Portugal plunged into chaos over power outage

 In Electrical and Transport Systems, Electricity and Gas, Energy, MIBEL, News, Opinion, REN

The rumour mill went into overdrive on Monday after Portugal was thrown into chaos yesterday morning, the blame appointed to everything from a Russian-backed cyber attack, a rare atmospheric phenomenon over central Spain, to oscillations in power demand and supply that proved to much for the grid system.

I sat patiently at an outpatients department of Hospital Curry Cabral in Lisbon when the lights went out just after 11.30am.

The receptionist frantically tapped the keys on her computer and said “I can’t bring up appointments or patients’ notes” and told everyone to wait.

No one was the wiser, not even the doctors who emerged from their surgery offices into the reception area and eventually told patients: “We’ll have to cancel today’s appointments and you’ll be notified of a new date. We don’t know when, but you’ll be informed.”

Making my way back home, people were gathered in the streets. One man waiting at the pedestrian crossing whose lights were not working on Lisbon’s busy thoroughfare Avenida 5 de Outubro, turned to another and said “It’s the Russians’ fault, World War III has begun.”

In a shoe shop in Praça de Londres where I went to pick up a pair of moccasins, but managed to pay by mobile card machine, a woman confidently told me it was “all part of a plan, like Covid-19”, to downgrade the Euro currency because of a new sovereign debt crisis.

My partner had had the foresight two weeks ago to buy several five-gallon water containers, a radio and three torches with batteries after the authorities had issued advice that people should have these and a first aid kit at home for any eventuality.

Suddenly the vulnerability and fragility of human dependence on power, IT, and food distribution chains came into sharp focus.

Meanwhile, later that day on TV, a former energy and industry minister Luís Mira Amaral was banging on about the ridiculous policy of decommissioning all Portugal’s coal-fired power stations and being too dependent on Spain, which had, in his opinion, brought us to this sorry state of affairs.

“Well, I can do some translations as I have enough battery supply on my laptop” I thought, until I couldn’t download the articles that had been sent to me from my non-existent e-mail connection.

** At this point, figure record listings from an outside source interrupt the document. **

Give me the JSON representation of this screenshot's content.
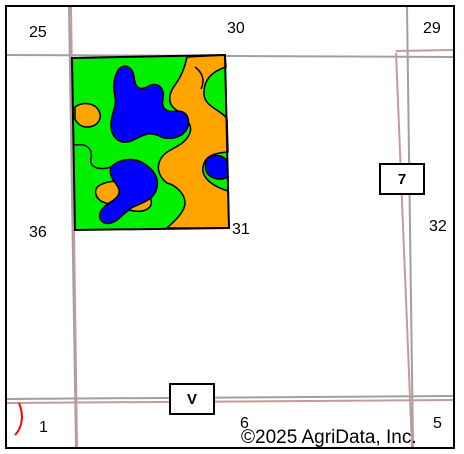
{
  "map": {
    "section_labels": {
      "s25": "25",
      "s30": "30",
      "s29": "29",
      "s36": "36",
      "s31": "31",
      "s32": "32",
      "s1": "1",
      "s6": "6",
      "s5": "5"
    },
    "route_shields": {
      "route_7": "7",
      "route_v": "V"
    },
    "copyright": "©2025 AgriData, Inc.",
    "colors": {
      "soil_green": "#00f000",
      "soil_blue": "#0000ff",
      "soil_orange": "#ffa500",
      "road_line": "#c8a0a0",
      "section_line": "#a0a0a0",
      "boundary": "#000000",
      "water_line": "#ff0000"
    }
  }
}
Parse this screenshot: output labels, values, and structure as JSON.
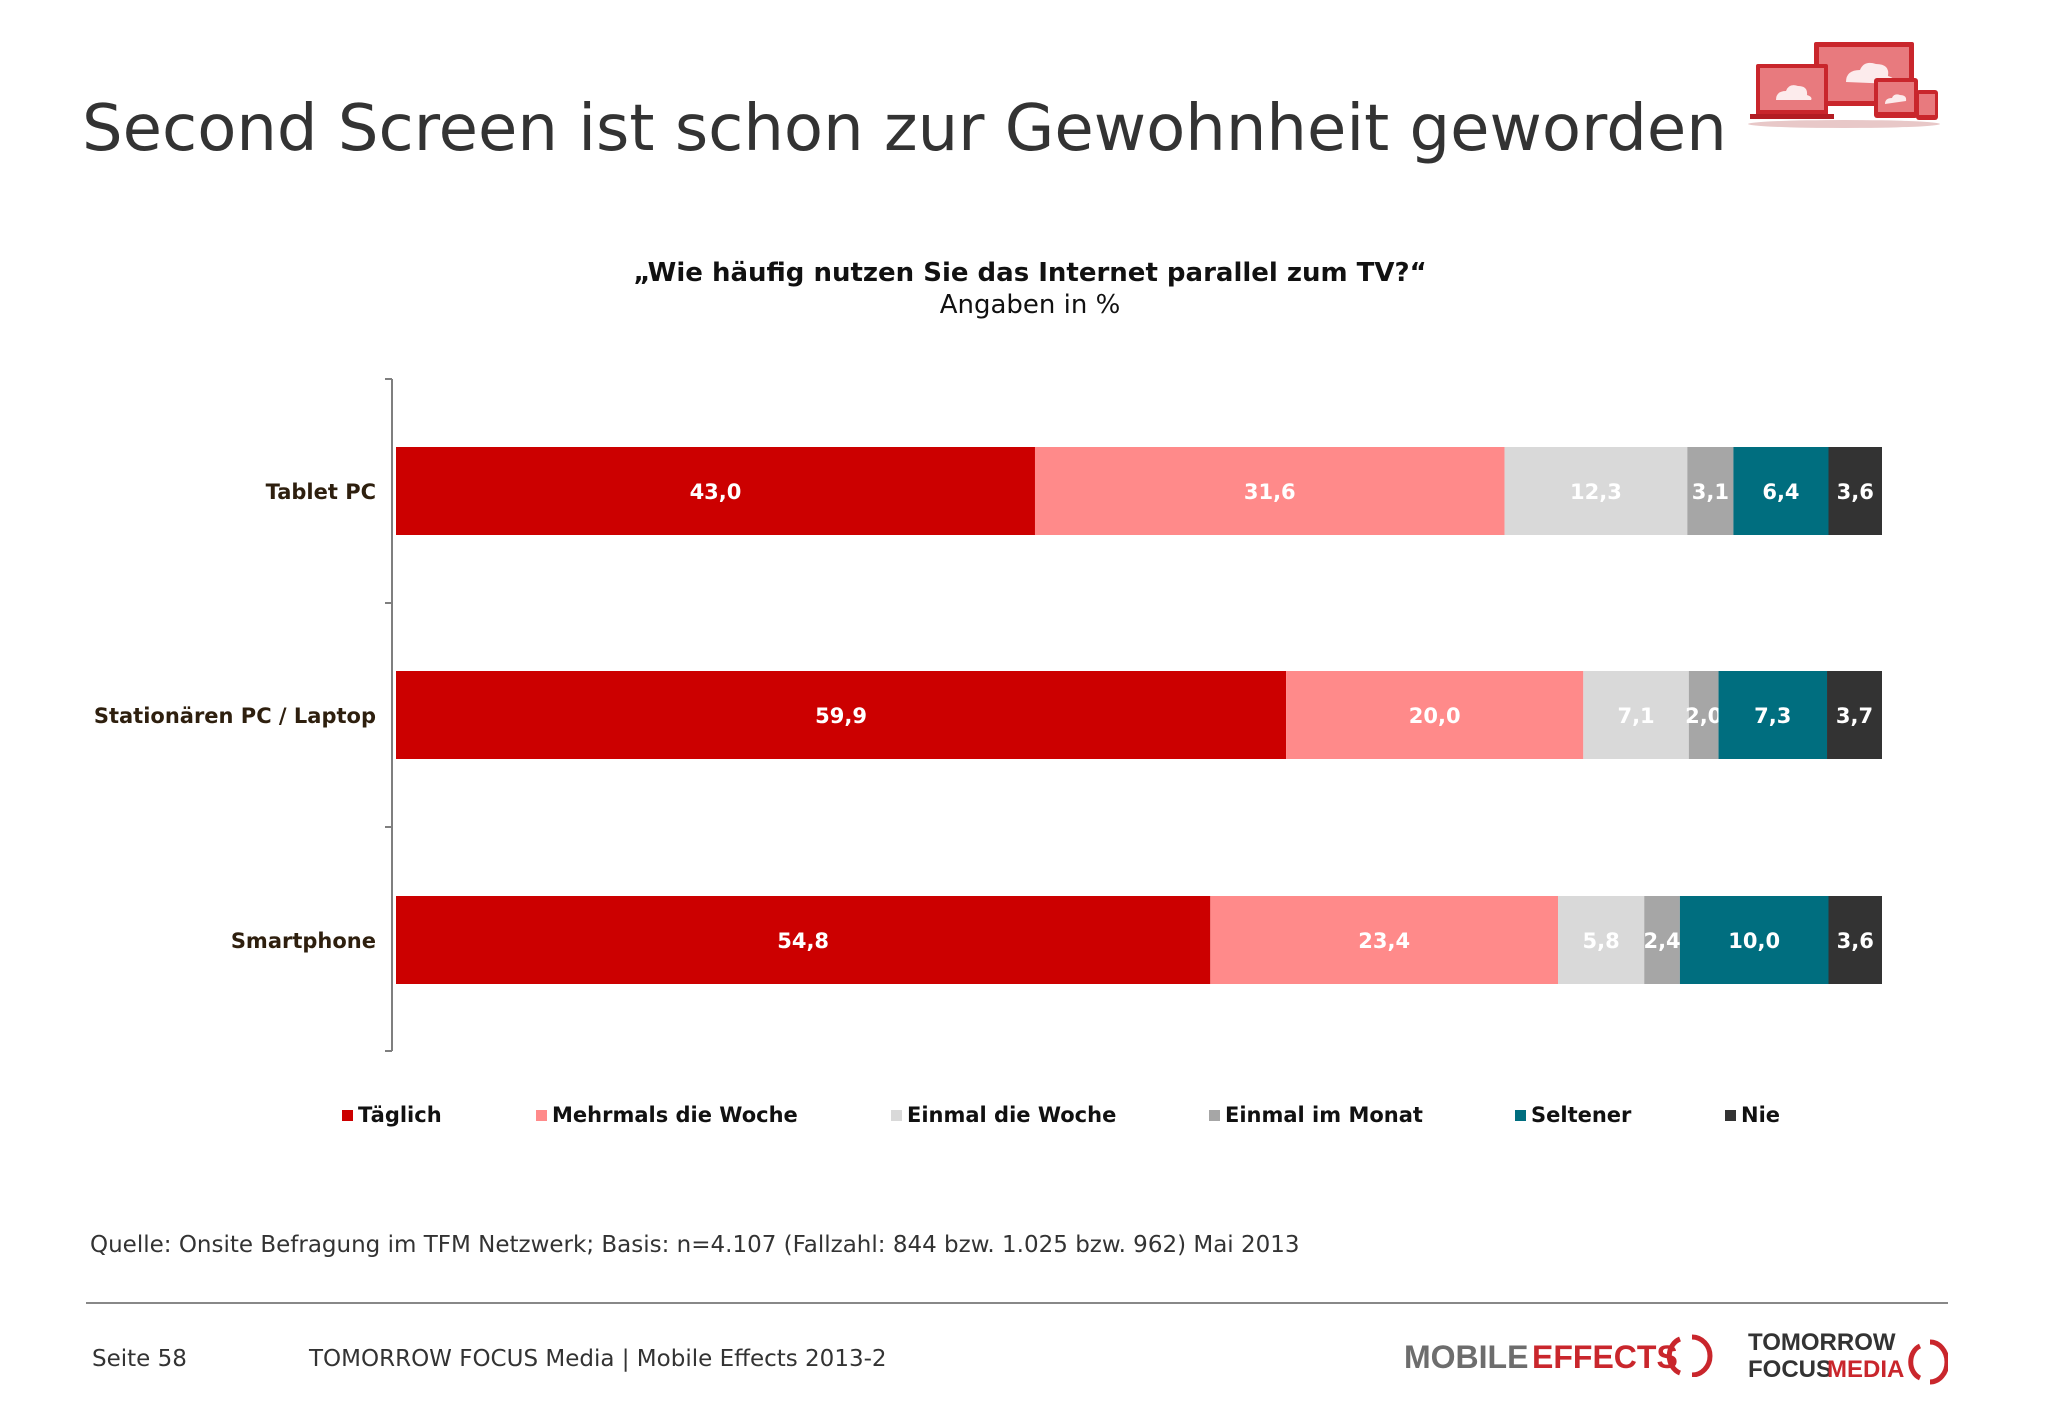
{
  "title": "Second Screen ist schon zur Gewohnheit geworden",
  "chart_data": {
    "type": "bar",
    "orientation": "horizontal",
    "stacked": true,
    "title": "„Wie häufig nutzen Sie das Internet parallel zum TV?“",
    "subtitle": "Angaben in %",
    "categories": [
      "Tablet PC",
      "Stationären PC / Laptop",
      "Smartphone"
    ],
    "series": [
      {
        "name": "Täglich",
        "color": "#cc0000",
        "label_color": "#ffffff",
        "values": [
          43.0,
          59.9,
          54.8
        ],
        "labels": [
          "43,0",
          "59,9",
          "54,8"
        ]
      },
      {
        "name": "Mehrmals die Woche",
        "color": "#ff8a8a",
        "label_color": "#ffffff",
        "values": [
          31.6,
          20.0,
          23.4
        ],
        "labels": [
          "31,6",
          "20,0",
          "23,4"
        ]
      },
      {
        "name": "Einmal die Woche",
        "color": "#d9d9d9",
        "label_color": "#ffffff",
        "values": [
          12.3,
          7.1,
          5.8
        ],
        "labels": [
          "12,3",
          "7,1",
          "5,8"
        ]
      },
      {
        "name": "Einmal im Monat",
        "color": "#a6a6a6",
        "label_color": "#ffffff",
        "values": [
          3.1,
          2.0,
          2.4
        ],
        "labels": [
          "3,1",
          "2,0",
          "2,4"
        ]
      },
      {
        "name": "Seltener",
        "color": "#006e7f",
        "label_color": "#ffffff",
        "values": [
          6.4,
          7.3,
          10.0
        ],
        "labels": [
          "6,4",
          "7,3",
          "10,0"
        ]
      },
      {
        "name": "Nie",
        "color": "#333333",
        "label_color": "#ffffff",
        "values": [
          3.6,
          3.7,
          3.6
        ],
        "labels": [
          "3,6",
          "3,7",
          "3,6"
        ]
      }
    ],
    "xlim": [
      0,
      100
    ],
    "grid": false,
    "legend_position": "bottom"
  },
  "source": "Quelle: Onsite Befragung im TFM Netzwerk; Basis: n=4.107 (Fallzahl: 844 bzw. 1.025 bzw. 962) Mai 2013",
  "footer": {
    "page": "Seite 58",
    "text": "TOMORROW FOCUS Media | Mobile Effects 2013-2",
    "logo_mobile": "MOBILE",
    "logo_effects": "EFFECTS",
    "logo_tomorrow": "TOMORROW",
    "logo_focus": "FOCUS",
    "logo_media": "MEDIA"
  },
  "icons": {
    "header": "devices-cloud-icon"
  }
}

Instead, I wandered to the little park by my house, parked myself on a bench as couples with children sprawled on rugs on the grass, and continued to read my book ‘Catastrophe – Europe goes to War – 1914 “by Max Hastings. As I read about the misery on the Eastern Front, I realised that despite the inconvenience and chaos, the sun was still shining, the trees had fresh green leaves and Spring blossoms, and the sweet perfume from the magnolia tree drifted towards me –  it was good to be alive!

Then came the press conference from the country’s grid supplier REN which was unable to come up with a concrete explanation of what had happened.

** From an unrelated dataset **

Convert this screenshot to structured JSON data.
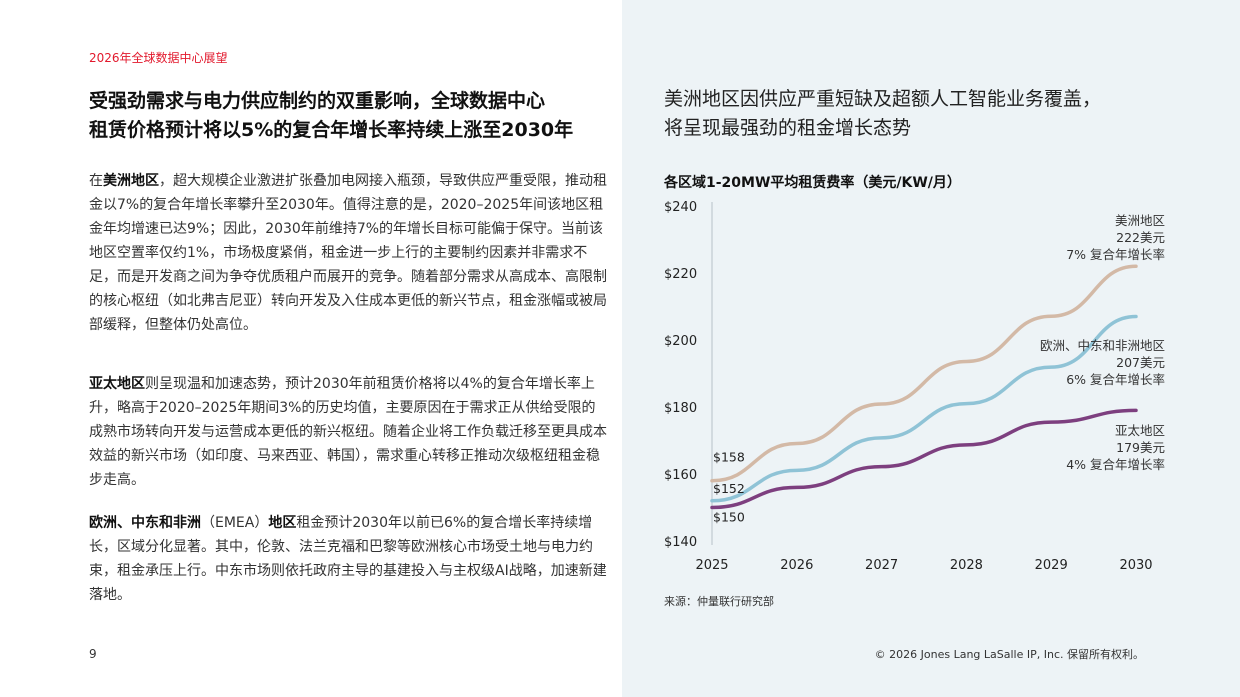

“If there are no interruptions by dawn the whole of the country should have energy”, assured João Conceição, the company’s CEO.

And added: “We can’t yet point to an exact cause. What we do know is that moments before 11.33 am large oscillations in the high-voltage power network in Spain were detected which spread to the downstream medium and low-voltage networks”.

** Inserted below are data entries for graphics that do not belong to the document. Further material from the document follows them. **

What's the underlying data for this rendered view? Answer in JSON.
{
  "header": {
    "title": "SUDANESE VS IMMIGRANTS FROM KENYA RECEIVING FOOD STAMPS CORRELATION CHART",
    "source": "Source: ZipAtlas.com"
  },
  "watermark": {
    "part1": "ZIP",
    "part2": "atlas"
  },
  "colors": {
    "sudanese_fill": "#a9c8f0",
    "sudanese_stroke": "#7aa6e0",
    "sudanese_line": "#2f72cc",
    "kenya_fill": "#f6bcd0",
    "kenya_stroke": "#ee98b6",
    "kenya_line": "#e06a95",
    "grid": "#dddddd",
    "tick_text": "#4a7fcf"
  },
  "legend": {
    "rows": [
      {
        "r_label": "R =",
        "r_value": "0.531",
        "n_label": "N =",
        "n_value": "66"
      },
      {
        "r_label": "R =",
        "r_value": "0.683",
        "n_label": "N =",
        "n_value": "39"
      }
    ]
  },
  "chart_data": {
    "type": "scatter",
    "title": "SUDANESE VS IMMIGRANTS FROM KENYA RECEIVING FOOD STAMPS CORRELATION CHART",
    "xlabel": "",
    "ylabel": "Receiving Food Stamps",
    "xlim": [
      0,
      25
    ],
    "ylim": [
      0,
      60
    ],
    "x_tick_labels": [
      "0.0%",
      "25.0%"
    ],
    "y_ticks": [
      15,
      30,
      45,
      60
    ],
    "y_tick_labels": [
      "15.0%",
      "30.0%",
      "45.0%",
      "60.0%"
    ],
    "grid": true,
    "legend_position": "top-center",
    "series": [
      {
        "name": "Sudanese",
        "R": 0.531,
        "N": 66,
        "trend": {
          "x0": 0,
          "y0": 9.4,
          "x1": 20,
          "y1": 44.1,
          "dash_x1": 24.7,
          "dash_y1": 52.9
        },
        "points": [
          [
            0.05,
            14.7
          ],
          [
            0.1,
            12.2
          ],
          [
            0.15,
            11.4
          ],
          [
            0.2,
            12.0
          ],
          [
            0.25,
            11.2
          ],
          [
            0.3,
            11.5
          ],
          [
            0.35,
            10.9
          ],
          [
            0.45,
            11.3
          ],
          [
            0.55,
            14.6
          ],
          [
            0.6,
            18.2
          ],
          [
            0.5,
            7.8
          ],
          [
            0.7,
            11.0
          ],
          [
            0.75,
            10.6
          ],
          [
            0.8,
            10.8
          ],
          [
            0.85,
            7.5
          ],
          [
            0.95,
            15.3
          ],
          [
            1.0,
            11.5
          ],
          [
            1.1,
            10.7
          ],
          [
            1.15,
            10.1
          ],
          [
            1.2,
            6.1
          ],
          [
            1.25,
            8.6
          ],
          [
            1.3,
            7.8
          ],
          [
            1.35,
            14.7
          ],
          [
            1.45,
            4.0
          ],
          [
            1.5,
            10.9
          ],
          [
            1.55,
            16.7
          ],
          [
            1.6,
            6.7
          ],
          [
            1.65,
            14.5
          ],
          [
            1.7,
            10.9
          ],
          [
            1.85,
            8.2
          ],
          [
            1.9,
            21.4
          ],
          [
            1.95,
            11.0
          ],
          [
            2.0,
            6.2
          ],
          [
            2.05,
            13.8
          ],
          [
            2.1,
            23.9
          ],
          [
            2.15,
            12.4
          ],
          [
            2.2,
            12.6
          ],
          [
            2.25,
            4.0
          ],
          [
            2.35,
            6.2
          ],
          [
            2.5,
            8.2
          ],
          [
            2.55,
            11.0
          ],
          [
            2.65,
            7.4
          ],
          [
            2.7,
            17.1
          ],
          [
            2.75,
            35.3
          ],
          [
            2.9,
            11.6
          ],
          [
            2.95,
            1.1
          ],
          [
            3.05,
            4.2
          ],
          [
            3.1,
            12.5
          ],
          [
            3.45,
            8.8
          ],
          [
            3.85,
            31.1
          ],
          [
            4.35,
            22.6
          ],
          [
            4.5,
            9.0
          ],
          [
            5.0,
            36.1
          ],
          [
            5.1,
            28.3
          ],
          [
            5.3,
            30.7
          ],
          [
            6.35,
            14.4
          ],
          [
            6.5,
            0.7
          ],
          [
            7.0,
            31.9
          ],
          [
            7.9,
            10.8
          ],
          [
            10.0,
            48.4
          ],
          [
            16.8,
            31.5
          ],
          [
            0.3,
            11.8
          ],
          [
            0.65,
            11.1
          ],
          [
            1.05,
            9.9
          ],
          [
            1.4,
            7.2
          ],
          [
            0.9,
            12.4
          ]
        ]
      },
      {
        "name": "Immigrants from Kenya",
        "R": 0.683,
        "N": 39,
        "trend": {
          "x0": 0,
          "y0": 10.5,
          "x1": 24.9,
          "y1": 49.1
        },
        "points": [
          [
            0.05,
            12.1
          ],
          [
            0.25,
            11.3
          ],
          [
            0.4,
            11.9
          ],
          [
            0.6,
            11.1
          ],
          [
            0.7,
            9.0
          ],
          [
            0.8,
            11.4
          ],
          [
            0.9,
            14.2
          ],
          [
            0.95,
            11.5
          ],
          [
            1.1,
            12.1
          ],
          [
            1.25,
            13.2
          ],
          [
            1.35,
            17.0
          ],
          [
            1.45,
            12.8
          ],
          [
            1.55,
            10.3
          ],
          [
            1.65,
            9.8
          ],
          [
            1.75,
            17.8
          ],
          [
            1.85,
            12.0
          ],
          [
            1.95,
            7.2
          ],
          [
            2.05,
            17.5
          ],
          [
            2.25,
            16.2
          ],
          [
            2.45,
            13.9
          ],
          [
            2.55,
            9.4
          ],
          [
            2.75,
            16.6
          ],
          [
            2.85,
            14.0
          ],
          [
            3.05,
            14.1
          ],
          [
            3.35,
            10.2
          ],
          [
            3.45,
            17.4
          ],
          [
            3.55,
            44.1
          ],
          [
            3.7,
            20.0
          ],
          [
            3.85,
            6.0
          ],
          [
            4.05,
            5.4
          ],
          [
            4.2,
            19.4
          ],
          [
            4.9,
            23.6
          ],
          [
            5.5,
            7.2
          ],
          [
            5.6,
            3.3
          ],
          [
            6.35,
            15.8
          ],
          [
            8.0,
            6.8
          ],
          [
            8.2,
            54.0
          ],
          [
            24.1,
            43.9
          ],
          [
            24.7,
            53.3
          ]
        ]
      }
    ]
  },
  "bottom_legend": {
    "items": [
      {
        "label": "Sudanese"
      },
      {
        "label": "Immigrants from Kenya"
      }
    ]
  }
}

As the lights came on in my neighbourhood at around 9.45pm, I put the candles away and pondered why were we so completely dependent on Spain for our power (60% that morning from solar powered sources), and why we didn’t have a independent backup that automatically kicks in under such circumstances, whatever the cause.

After all, it made a mockery of those trumpeted days between May 7 and 10, 2016 when Portugal ran on 100% renewable energy for a record 107 hours.

So, I questioned this energy current that links us to Spain and thought that maybe Luís Mira Amaral was right. Of course, there are contingency plans for such crises, but we cannot but ask why a country like Portugal, that can be self-sufficient in terms of energy, on that day couldn’t supply it to its consumers and was so dependent on Spain.

And we also must question why the hydroelectric power station at Castelo de Bode and the gas-fired power station at Tapada do Outeiro were the only two in Portugal that were able to ‘black start’, meaning automatically kick in to restart the power grid – or rather a portion of it – after that widespread outage which left Portugal’s grid without any external power.

All the solar farms we have didn’t make a world of difference. We were left powerless, both literally and figuratively, in a situation that would have made our great-grand parents laugh.